Publicado em 10/07/2025

O Tribunal de Justiça do Acre (TJAC) publicou a Portaria Conjunta nº 208/2025, estabelecendo a interdição parcial de instituições psiquiátricas e alas de custódia no estado, além de proibir novas internações de pessoas com transtornos mentais desde o ingresso no sistema penal. A medida segue as diretrizes da Resolução nº 487/2023 do Conselho Nacional de Justiça (CNJ), que busca promover o atendimento humanizado e o cuidado em liberdade para esse público.

Assinada pela Presidência e Corregedoria-Geral da Justiça, a portaria está amparada por normas e princípios como a dignidade da pessoa humana, o Estatuto da Pessoa com Deficiência (Lei nº 13.146/2015) e a Política Nacional de Atenção Integral à Saúde das Pessoas Privadas de Liberdade, além da Política Antimanicomial do Judiciário.

Com essa nova diretriz, o encaminhamento de pessoas com transtornos mentais para hospitais de custódia ou regime fechado não será mais permitido.
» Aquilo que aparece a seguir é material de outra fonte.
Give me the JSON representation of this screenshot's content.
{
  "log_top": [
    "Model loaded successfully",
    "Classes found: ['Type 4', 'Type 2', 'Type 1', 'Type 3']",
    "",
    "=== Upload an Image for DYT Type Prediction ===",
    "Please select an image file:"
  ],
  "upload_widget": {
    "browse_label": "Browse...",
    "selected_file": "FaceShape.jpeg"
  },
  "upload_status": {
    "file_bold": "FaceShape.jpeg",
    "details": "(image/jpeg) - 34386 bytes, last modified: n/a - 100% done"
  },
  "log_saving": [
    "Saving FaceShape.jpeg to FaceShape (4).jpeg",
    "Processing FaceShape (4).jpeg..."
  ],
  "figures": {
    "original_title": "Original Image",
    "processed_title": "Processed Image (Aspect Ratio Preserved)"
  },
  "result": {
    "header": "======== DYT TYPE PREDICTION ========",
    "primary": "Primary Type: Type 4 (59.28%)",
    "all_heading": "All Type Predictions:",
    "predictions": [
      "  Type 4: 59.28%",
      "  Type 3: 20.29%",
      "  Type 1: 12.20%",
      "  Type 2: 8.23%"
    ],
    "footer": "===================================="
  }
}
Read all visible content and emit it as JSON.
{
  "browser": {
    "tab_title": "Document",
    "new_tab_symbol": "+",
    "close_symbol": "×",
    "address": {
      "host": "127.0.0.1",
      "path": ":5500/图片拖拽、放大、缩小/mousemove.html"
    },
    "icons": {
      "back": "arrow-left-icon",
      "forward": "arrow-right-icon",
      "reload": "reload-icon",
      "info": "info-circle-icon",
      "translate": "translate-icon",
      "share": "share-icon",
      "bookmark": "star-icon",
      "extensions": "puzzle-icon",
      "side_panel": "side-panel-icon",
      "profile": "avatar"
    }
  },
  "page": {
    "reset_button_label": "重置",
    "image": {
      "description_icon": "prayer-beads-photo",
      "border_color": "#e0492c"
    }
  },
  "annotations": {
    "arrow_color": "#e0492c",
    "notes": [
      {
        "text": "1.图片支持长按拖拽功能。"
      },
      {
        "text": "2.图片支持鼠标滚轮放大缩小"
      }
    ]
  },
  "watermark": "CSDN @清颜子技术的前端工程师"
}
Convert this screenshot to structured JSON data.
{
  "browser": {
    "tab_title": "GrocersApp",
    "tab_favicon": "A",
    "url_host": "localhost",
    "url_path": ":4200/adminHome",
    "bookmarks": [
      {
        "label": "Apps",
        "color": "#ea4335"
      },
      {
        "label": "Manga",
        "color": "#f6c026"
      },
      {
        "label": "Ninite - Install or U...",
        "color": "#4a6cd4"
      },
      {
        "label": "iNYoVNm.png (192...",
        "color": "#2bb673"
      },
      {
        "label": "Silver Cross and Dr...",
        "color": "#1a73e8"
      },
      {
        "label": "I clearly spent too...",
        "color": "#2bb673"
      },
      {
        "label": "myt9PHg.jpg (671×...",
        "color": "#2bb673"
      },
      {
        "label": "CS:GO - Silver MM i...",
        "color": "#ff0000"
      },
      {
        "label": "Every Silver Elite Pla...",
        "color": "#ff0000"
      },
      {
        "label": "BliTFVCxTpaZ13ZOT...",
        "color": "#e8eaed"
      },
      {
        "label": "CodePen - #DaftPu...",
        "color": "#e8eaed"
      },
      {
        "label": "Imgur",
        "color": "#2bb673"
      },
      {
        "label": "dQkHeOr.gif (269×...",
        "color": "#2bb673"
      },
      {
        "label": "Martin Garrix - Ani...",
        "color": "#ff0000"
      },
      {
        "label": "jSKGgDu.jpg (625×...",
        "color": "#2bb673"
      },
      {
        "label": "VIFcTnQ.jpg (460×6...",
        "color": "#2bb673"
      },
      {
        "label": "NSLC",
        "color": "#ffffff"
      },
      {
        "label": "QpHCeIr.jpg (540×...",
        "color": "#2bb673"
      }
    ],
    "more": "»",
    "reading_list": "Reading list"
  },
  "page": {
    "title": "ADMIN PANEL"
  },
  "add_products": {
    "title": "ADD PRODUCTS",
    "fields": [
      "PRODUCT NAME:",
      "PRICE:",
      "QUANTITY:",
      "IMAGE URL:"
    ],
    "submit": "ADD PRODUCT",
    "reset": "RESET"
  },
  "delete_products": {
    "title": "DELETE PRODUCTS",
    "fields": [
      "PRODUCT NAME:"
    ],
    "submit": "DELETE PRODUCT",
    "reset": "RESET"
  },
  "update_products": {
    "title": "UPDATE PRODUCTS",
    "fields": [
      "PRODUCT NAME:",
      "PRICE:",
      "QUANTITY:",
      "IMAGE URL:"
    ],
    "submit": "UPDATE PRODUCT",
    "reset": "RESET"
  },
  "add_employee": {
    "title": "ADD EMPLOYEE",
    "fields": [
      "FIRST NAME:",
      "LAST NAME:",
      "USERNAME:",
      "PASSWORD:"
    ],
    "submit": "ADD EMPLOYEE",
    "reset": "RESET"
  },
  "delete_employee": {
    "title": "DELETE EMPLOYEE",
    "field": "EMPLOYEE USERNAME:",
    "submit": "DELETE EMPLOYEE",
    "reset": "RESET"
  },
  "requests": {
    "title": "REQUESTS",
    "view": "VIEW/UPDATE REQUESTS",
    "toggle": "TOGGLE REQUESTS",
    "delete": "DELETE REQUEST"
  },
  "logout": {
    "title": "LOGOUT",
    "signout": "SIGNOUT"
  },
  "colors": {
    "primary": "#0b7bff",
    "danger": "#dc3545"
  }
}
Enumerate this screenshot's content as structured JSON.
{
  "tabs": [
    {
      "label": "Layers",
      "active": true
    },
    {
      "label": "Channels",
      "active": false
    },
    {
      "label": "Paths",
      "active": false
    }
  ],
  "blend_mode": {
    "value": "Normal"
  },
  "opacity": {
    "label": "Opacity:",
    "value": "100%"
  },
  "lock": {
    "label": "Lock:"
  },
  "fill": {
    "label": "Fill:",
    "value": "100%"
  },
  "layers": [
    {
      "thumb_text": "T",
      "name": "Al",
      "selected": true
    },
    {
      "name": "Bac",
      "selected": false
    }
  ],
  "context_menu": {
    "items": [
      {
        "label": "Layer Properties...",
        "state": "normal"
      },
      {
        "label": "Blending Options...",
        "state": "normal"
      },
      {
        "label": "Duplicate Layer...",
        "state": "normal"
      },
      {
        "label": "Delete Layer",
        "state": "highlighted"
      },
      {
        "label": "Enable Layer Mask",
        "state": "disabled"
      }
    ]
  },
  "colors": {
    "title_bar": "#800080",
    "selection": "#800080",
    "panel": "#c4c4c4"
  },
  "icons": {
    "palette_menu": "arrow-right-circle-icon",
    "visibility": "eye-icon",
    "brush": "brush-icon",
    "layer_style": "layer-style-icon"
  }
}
O foco passa a ser a reintegração social e o acompanhamento em liberdade, com suporte da Rede de Atenção Psicossocial (RAPS) do SUS. Para os que já estão internados ou cumprindo medidas de segurança, as situações deverão ser reavaliadas no prazo de até 90 dias, conforme prevê a resolução do CNJ.

A Vara de Execução Penal deverá identificar todos os casos que envolvem pessoas com transtornos mentais ou deficiência psicossocial nas seguintes situações:

  • Em cumprimento de medida de segurança em hospitais de custódia ou instituições similares;

  • Em unidades prisionais, mesmo após decisão judicial favorável à desinternação;

  • Em prisão processual ou cumprimento de pena, mesmo quando a condição clínica desaconselha essa medida.

Esses processos devem ser encaminhados aos juízes responsáveis, que irão analisar possibilidades como extinção da medida, progressão para tratamento ambulatorial ou transferência para serviços de saúde.

Durante audiências de custódia, sempre que forem identificados indícios de sofrimento psíquico ou deficiência psicossocial, os magistrados deverão aplicar os protocolos específicos de saúde mental e evitar prisões ou internações compulsórias. Nesses casos, o acolhimento deve ocorrer de forma voluntária, com o suporte técnico da Equipe de Avaliação e Acompanhamento de Medidas Terapêuticas (EAP-Desinst), de equipes conectoras ou de profissionais multidisciplinares habilitados.

A proposta é garantir cuidado em liberdade por meio de uma escuta qualificada e abordagem humanizada, alinhada à política antimanicomial do CNJ.